I have never thought of elves as being immortal, practical or otherwise. True, they did not age and die as mortal men, but they were subject to other causes of death. Elves were no doubt aware of this mortality. As such, extended families and clans would be means of insuring survival of not only a family lineage but elf-kind as a whole. Counting the names of Elvish sons and daughters is not an accurate way to determine birth rate. In our own history, often only the name of son or daughter of particular importance were were recorded.

: There is also the strange paradox of the events of the Silmarillion, which Tolkien wanted to present as a sort of invented mythology. This is how they are presented in LOTR, as events of a mythical past. Though to some of the characters of LOTR such as Galadriel, Celeborn, Cirdan etc these events were those of their own memories and therefore most definitely non-mythical. Tolkien would have been better advised to have made his elves long-lived compared to humans but certainly not immortal.

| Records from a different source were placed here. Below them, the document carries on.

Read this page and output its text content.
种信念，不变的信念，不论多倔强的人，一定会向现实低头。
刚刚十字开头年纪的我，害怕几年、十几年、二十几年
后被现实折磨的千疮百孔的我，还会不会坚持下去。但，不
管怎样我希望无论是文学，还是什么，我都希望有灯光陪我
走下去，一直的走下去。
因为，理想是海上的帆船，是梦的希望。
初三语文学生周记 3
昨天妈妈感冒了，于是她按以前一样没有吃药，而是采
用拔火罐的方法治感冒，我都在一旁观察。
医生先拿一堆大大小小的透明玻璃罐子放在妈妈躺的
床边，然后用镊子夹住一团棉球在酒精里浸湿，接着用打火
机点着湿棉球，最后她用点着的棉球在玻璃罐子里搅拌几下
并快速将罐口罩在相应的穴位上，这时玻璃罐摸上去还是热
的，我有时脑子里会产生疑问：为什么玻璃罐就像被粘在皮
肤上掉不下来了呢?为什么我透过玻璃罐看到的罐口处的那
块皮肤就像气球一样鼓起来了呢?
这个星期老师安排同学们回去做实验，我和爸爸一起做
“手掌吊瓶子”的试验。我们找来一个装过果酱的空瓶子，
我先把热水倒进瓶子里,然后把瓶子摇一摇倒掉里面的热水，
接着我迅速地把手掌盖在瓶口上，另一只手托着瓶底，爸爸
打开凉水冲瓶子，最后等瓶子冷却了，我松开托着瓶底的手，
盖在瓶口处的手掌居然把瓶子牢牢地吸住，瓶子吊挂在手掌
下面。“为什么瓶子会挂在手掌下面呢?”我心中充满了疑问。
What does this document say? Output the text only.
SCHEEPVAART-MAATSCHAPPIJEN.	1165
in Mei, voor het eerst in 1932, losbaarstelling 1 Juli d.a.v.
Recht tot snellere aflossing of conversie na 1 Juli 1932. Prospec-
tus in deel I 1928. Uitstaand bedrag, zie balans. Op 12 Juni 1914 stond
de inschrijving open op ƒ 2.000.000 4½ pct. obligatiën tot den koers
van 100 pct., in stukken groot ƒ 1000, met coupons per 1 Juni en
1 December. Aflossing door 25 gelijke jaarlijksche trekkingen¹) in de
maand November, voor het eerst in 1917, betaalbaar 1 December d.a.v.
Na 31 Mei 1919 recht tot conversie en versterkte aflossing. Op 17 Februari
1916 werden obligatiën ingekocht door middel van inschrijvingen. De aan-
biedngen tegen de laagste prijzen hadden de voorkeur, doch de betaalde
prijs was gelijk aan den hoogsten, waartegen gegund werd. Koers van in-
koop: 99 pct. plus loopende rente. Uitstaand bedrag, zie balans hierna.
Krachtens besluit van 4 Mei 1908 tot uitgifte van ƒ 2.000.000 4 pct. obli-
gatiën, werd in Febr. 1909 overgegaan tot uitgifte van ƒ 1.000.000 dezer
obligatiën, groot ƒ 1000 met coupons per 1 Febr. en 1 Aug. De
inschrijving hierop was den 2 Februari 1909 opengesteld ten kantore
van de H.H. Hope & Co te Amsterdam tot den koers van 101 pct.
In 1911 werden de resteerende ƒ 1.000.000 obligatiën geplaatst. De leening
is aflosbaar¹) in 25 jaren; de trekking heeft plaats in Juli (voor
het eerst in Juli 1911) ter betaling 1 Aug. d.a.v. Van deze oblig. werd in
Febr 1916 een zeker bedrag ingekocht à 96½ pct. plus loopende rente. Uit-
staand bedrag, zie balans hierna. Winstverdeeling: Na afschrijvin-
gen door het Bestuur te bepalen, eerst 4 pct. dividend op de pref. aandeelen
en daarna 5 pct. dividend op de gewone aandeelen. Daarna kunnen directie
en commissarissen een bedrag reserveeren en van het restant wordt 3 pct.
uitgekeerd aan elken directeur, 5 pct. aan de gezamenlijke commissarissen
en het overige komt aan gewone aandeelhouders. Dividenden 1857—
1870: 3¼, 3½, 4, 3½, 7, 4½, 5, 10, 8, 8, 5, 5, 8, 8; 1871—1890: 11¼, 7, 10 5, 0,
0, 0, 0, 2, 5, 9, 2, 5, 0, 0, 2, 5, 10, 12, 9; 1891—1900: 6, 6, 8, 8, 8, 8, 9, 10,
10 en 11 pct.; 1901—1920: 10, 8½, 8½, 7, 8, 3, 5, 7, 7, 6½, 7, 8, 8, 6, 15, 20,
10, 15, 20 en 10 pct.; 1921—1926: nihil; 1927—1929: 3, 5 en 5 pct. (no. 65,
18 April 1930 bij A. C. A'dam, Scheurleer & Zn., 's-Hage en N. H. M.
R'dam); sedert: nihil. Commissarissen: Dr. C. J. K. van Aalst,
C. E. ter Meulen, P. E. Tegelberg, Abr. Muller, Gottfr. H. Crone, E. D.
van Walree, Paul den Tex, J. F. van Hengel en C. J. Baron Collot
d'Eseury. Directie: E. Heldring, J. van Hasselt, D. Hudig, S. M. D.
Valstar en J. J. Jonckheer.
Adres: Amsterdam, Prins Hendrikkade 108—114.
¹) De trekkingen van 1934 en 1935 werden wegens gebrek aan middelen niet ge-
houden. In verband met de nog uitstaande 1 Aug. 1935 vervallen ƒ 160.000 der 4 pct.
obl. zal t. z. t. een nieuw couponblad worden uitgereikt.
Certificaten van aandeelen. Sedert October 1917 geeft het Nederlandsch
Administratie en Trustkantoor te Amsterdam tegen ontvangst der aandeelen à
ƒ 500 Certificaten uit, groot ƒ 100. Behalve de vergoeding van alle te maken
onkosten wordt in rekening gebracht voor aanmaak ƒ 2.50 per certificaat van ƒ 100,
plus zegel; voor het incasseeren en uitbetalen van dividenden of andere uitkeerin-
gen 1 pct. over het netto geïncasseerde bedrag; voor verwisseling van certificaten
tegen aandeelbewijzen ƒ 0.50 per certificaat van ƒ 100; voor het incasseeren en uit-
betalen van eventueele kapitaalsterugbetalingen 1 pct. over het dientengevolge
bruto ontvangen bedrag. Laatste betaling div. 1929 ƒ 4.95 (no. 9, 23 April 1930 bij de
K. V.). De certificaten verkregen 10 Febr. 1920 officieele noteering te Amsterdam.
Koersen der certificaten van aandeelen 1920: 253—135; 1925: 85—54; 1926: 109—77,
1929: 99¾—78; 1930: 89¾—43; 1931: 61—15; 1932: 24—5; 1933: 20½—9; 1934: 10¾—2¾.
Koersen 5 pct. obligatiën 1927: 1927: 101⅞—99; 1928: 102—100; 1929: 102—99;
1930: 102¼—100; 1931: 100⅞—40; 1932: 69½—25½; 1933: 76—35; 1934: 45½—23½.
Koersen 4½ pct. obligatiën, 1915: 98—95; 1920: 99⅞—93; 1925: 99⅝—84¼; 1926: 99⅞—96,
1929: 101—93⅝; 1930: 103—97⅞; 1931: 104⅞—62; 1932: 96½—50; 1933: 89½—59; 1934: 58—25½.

The position of Gladriel, Celeborn etc. is similar to that of people in the American west of the 1870's. Many of them lived to see their history become myth in the hands of authors and motion picuture writers. Likewise, many of todays youth look back at the First World War and the Great Depression as some distant and remote event. However, many people still remember those times and events as part of their life. Seeing events of your life become history or myth has always been with us, and will continue.